ANTERIOR LUMBAR INTERBODY FUSION (ALIF)
A diseased disc can be replaced with a bone spacer or implant to obtain a lumbar fusion. A specialized surgical approach through a frontal abdominal incision (3cm or more) is performed to expose the anterior spine. A vascular surgeon will perform the exposure with gentle dissection and retraction of the blood vessels in the front of the spine.
A spine surgeon trained in the anterior surgery then excises the disease disc and prepares the vertebral end plates for fusion. The diseased disc is then replaced with a spacer (bone wedge, metallic spacer, cage or other synthetic material). Bone graft is added to the spacer to initiate bone growth usually achieving fusion within 3 months. Back brace is usually recommended, and the patient is restricted from bending or twisting and only light lifting. Physical therapy usually is initiated at 3 months. Return to normal function and activity within 3-6 months.

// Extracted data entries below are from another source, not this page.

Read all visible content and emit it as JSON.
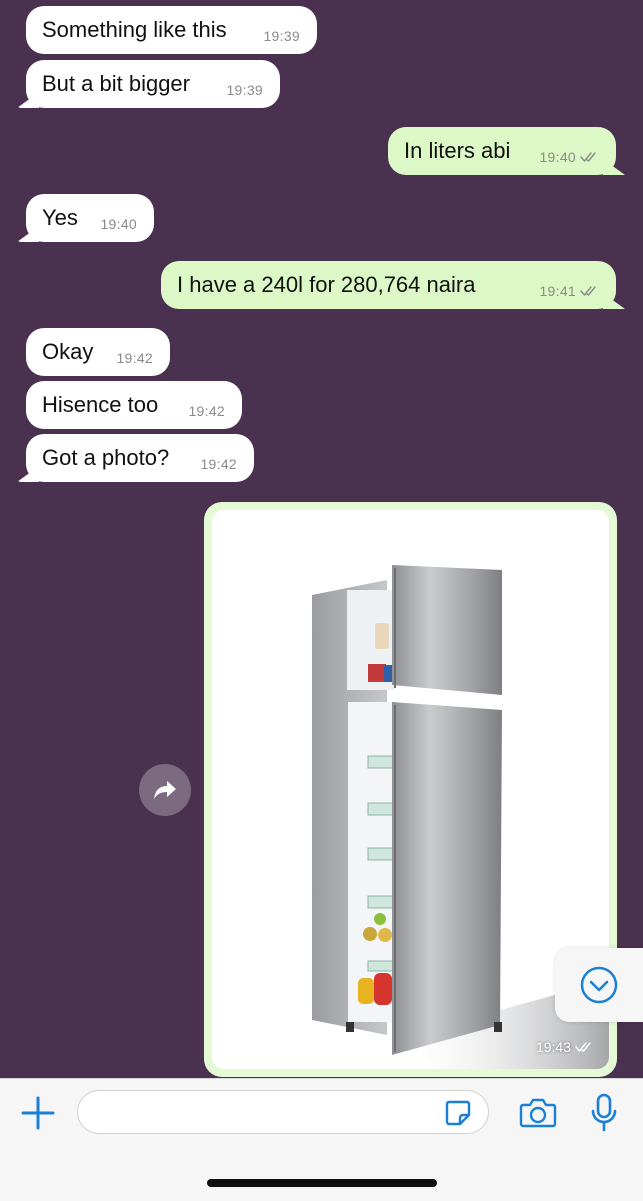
{
  "messages": [
    {
      "text": "Something like this",
      "time": "19:39"
    },
    {
      "text": "But a bit bigger",
      "time": "19:39"
    },
    {
      "text": "In liters abi",
      "time": "19:40"
    },
    {
      "text": "Yes",
      "time": "19:40"
    },
    {
      "text": "I have a 240l for 280,764 naira",
      "time": "19:41"
    },
    {
      "text": "Okay",
      "time": "19:42"
    },
    {
      "text": "Hisence too",
      "time": "19:42"
    },
    {
      "text": "Got a photo?",
      "time": "19:42"
    }
  ],
  "image_message": {
    "time": "19:43"
  },
  "icons": {
    "forward": "forward-icon",
    "scroll_down": "chevron-down-icon",
    "attach": "plus-icon",
    "sticker": "sticker-icon",
    "camera": "camera-icon",
    "microphone": "microphone-icon",
    "read_receipt": "double-check-icon"
  },
  "composer": {
    "placeholder": ""
  },
  "colors": {
    "background": "#4a3150",
    "incoming_bubble": "#ffffff",
    "outgoing_bubble": "#dcf8c6",
    "accent": "#1a7fd6"
  }
}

A position lumbar laminectomy or decompression relieves pressure on spinal nerves by removing a portion of the rooftop of the vertebral body.
An incision is made in the midline of the lower back, approximately 3 cm or more in length depending on the number of levels. Disc degeneration, arthritis (bone spurs) or thickened ligaments can cause compression of the spinal nerves. Portions of the lamina and the bone spurs are removed with spinal instruments with the use of microscope.
Patients leave the hospital 1-2 days after surgery. In one to two weeks, the incisional pain is gone. Patients can experience improvement with walking, ability and reduction of leg numbness or weakness by six to eight weeks.